Although purchasing a mobile spying app may cost you somewhere between Sh2,500 and Sh42,000, you do not need to be an IT guru to use it. Married with two children, 30-year-old Janet, who only wishes to be identified by one name, speaks from experience.
When she first bought a spying app, she was required to pay a monthly subscription fee to the software’s owner. She later found better deals with a one-time fee option, that she has been using, waiting to ascertain her doubts.
“Other means employed include installing cameras and trailing the suspected cheat. We can rely on one measure or a combination of two or more,” reveals Kaigwa, adding that the process can be long and demanding, and there are instances where clients have given up midway through investigations. Hidden cameras, commonly referred to as nanny cams, have gained popularity lately.
Most of what we have locally are those initially designed to allow mothers peace of mind when they leave their toddlers for work. A random check at a surveillance electronics shop along Luthuli Avenue shows that sales of the cams have been on the rise.
An attendant at the shop tells us that they have made about Sh400,000 in a span of three months from nanny cams. They range from Sh15,000 to Sh100,000. Purchasers, the attendant says, are not always mothers.
For some, a private investigator may be out of reach or plans, and they may use tricks such as studying fingerprint track on the screen of a mobile phone to unlock it, or relying on smartphone autocorrect to get your password.
With the latter, they only need to guess what it could be, for example your mum’s name, and when they key in the first letters, if their guess is good, autocorrect will offer them the rest of the letters. Whereas it may make typing on our gadgets easier and faster, it may also get a cheating partner caught just as fast.
Medical test kits
A DNA specialist, working with a private hospital and who runs his own practice along Biashara Street, is often contracted by agencies such as LY. Speaking anonymously, he says of all paternity test requests he has received from investigative agencies, 80 per cent turn out to show that the client’s spouse cheated. He tells of how much technology has evolved.
“For those willing to go an extra mile, there is a sophisticated test kit that tests for semen to tell if the wife has been with any other man. Even if the other man has had a vasectomy, the results come back positive, as it tests for semen rather than sperms.
The test is valid even after a few washes of the undergarment,” says the doctor.
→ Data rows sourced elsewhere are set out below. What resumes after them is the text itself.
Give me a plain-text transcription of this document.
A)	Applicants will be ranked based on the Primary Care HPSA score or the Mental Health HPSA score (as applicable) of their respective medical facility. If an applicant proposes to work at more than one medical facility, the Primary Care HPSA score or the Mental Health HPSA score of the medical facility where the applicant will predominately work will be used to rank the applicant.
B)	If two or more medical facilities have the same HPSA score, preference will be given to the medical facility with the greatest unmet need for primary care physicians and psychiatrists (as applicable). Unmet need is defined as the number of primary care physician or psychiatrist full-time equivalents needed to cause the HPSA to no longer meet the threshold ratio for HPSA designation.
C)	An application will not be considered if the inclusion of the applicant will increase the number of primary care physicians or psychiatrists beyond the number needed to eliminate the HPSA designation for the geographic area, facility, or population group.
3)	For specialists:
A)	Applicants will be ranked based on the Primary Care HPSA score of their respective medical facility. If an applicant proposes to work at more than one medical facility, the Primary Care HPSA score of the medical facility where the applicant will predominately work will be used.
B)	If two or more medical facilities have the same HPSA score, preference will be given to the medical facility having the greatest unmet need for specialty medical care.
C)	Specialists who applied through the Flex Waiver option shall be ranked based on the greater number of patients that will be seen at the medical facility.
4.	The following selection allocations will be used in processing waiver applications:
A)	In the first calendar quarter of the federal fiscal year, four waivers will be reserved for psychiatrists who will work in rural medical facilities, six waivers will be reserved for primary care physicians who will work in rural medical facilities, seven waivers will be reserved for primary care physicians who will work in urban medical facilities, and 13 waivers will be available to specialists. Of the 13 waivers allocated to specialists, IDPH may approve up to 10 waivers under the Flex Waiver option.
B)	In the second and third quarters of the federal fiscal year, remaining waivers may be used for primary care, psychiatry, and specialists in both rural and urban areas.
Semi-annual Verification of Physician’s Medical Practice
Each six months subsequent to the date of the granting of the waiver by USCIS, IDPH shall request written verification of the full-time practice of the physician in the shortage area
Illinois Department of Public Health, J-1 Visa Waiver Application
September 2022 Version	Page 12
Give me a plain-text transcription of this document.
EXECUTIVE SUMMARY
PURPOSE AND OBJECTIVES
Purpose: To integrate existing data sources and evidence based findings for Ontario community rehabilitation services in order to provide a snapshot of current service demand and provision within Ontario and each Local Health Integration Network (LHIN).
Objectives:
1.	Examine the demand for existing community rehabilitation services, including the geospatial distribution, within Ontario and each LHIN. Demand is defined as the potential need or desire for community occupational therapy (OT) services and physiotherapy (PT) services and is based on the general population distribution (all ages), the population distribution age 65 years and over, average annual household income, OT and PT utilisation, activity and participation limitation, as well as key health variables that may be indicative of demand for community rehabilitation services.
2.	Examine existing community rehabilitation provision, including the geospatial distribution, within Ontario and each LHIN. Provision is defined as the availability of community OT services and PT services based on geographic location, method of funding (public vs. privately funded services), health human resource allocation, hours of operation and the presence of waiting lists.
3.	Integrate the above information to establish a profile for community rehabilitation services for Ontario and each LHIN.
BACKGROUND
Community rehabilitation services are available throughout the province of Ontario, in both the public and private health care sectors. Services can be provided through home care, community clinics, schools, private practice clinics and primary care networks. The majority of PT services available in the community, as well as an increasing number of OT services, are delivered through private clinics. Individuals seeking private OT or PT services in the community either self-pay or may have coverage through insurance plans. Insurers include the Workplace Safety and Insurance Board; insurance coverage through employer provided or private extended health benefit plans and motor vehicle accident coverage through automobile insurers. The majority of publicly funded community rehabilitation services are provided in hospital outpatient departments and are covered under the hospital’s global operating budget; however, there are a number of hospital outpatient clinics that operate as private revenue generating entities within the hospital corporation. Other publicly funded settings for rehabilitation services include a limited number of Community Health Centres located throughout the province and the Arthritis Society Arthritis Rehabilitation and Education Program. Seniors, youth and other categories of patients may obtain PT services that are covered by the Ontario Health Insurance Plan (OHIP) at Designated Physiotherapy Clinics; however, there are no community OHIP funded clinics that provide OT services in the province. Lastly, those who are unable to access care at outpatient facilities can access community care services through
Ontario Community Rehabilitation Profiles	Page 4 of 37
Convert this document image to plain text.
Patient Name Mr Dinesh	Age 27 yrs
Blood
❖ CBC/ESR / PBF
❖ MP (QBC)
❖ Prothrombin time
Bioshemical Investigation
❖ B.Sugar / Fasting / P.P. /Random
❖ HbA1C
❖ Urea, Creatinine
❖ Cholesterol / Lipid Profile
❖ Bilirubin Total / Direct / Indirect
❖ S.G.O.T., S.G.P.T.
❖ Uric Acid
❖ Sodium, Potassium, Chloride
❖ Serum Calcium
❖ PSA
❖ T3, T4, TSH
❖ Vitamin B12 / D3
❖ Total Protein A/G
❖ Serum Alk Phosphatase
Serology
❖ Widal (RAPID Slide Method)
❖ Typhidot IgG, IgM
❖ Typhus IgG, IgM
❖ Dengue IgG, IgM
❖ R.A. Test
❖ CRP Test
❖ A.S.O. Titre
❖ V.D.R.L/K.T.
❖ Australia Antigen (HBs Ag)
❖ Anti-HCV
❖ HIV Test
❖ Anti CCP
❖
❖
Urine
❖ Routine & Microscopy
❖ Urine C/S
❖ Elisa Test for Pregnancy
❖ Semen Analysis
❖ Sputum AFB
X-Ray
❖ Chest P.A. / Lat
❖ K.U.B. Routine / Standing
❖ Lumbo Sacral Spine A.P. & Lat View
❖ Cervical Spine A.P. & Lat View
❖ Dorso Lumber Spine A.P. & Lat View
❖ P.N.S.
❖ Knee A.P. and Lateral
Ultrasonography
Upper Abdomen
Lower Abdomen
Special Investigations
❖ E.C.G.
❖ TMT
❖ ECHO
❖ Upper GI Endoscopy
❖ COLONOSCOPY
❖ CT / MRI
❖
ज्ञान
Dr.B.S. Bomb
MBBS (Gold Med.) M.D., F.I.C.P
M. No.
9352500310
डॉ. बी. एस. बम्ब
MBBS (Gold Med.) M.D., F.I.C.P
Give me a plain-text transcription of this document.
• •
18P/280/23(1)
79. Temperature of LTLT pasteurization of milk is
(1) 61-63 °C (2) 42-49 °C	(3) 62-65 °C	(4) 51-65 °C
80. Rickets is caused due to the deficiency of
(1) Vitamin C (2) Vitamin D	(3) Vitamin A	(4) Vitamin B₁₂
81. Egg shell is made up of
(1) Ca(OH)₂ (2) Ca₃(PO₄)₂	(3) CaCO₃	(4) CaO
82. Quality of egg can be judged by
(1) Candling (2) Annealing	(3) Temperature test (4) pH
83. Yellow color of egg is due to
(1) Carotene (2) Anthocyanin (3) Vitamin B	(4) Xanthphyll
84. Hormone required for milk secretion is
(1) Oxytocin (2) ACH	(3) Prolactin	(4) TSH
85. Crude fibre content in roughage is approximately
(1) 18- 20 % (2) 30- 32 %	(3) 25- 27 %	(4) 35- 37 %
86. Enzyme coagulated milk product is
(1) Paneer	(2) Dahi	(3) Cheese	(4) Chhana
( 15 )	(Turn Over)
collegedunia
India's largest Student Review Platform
All these hi-tech developments may help you spy on your partner by tapping calls, messages, photos and pretty much any audio or visual file on their phone, but they may also get you into legal trouble.
Evelyn Muthoni, a lawyer who works with the Office of the Director of Public Prosecutions says there might be a grey area when it comes to spying on your spouse in relation to the law, but one can be sued for breach of privacy.
“It may not be a criminal offense, but you can be sentenced to jail for a minimum of three years,” explains the lawyer. It is quite clear that ways to catch an adulterer are getting sophisticated by the day, a number of which can be seen in the American reality television show Cheaters that was launched in the year 2000.
How far an individual is willing to go, is a matter of personal preference, and the amount of money they are willing to invest to uncover the truth regarding their love life.